Inge Auerbacher

id2501_Inge Auerbacher

Inge was the only child of Berthold and Regina Auerbacher, religious Jews living in Kippenheim, a village in southwestern Germany near the Black Forest. Her father was a textile merchant. The family lived in a large house with 17 rooms and had servants to help with the housework. 

1933-39: On November 10, 1938, hoodlums threw rocks and broke all the windows of our home. That same day police arrested my father and grandfather. My mother, my grandmother and I managed to hide in a shed until it was quiet. When we came out, the town’s Jewish men had been taken to the Dachau concentration camp. My father and grandfather were allowed to return home a few weeks later, but that May my grandfather died of a heart attack. 

1940-45: When I was 7, I was deported with my parents to the Theresienstadt ghetto in Czechoslovakia.

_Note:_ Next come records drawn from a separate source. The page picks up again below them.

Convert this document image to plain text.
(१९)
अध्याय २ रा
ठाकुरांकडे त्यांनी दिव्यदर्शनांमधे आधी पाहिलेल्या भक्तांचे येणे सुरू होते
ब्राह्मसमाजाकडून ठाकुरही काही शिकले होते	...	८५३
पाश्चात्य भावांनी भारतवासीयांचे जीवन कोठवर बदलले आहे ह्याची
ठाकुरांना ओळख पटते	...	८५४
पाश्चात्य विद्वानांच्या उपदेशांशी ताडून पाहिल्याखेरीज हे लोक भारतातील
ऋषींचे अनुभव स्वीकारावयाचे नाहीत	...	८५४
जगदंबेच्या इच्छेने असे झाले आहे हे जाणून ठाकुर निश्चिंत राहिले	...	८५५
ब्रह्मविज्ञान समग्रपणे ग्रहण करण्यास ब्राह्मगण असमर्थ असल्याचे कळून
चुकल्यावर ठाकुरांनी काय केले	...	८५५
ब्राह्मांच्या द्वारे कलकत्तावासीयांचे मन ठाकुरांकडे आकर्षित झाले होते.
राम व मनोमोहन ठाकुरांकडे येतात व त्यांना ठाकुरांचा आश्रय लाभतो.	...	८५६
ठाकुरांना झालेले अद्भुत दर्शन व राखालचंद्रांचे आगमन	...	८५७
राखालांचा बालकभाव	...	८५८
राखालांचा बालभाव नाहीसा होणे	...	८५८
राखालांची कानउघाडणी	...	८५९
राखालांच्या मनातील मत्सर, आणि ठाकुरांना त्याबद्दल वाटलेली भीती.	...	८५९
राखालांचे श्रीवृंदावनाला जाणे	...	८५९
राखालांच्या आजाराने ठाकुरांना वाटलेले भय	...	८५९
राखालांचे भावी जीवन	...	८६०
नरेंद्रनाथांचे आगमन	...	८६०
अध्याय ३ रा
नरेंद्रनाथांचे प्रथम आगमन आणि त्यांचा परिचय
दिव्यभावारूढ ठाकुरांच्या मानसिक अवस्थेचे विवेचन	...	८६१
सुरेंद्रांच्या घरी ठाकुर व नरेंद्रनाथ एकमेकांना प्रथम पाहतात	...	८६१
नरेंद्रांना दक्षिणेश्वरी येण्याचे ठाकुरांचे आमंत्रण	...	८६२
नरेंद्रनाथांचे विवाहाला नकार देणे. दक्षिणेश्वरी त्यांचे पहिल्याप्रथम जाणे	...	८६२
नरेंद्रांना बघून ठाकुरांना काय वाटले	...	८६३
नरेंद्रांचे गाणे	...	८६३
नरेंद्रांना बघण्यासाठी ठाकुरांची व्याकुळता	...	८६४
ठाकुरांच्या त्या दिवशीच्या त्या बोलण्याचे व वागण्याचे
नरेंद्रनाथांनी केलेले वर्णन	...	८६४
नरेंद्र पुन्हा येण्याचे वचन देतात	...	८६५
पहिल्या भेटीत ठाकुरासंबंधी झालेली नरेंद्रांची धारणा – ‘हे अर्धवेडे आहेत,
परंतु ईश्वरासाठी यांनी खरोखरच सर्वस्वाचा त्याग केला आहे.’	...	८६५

When we arrived, everything was taken from us, except for the clothes we wore and my doll, Marlene. Conditions in the camp were harsh. Potatoes were as valuable as diamonds. I was hungry, scared and sick most of the time. For my eighth birthday, my parents gave me a tiny potato cake with a hint of sugar; for my ninth birthday, an outfit sewn from rags for my doll; and for my tenth birthday, a poem written by my mother. 

On May 8, 1945, Inge and her parents were liberated from the Theresienstadt ghetto where they had spent nearly three years. They emigrated to the United States in May 1946.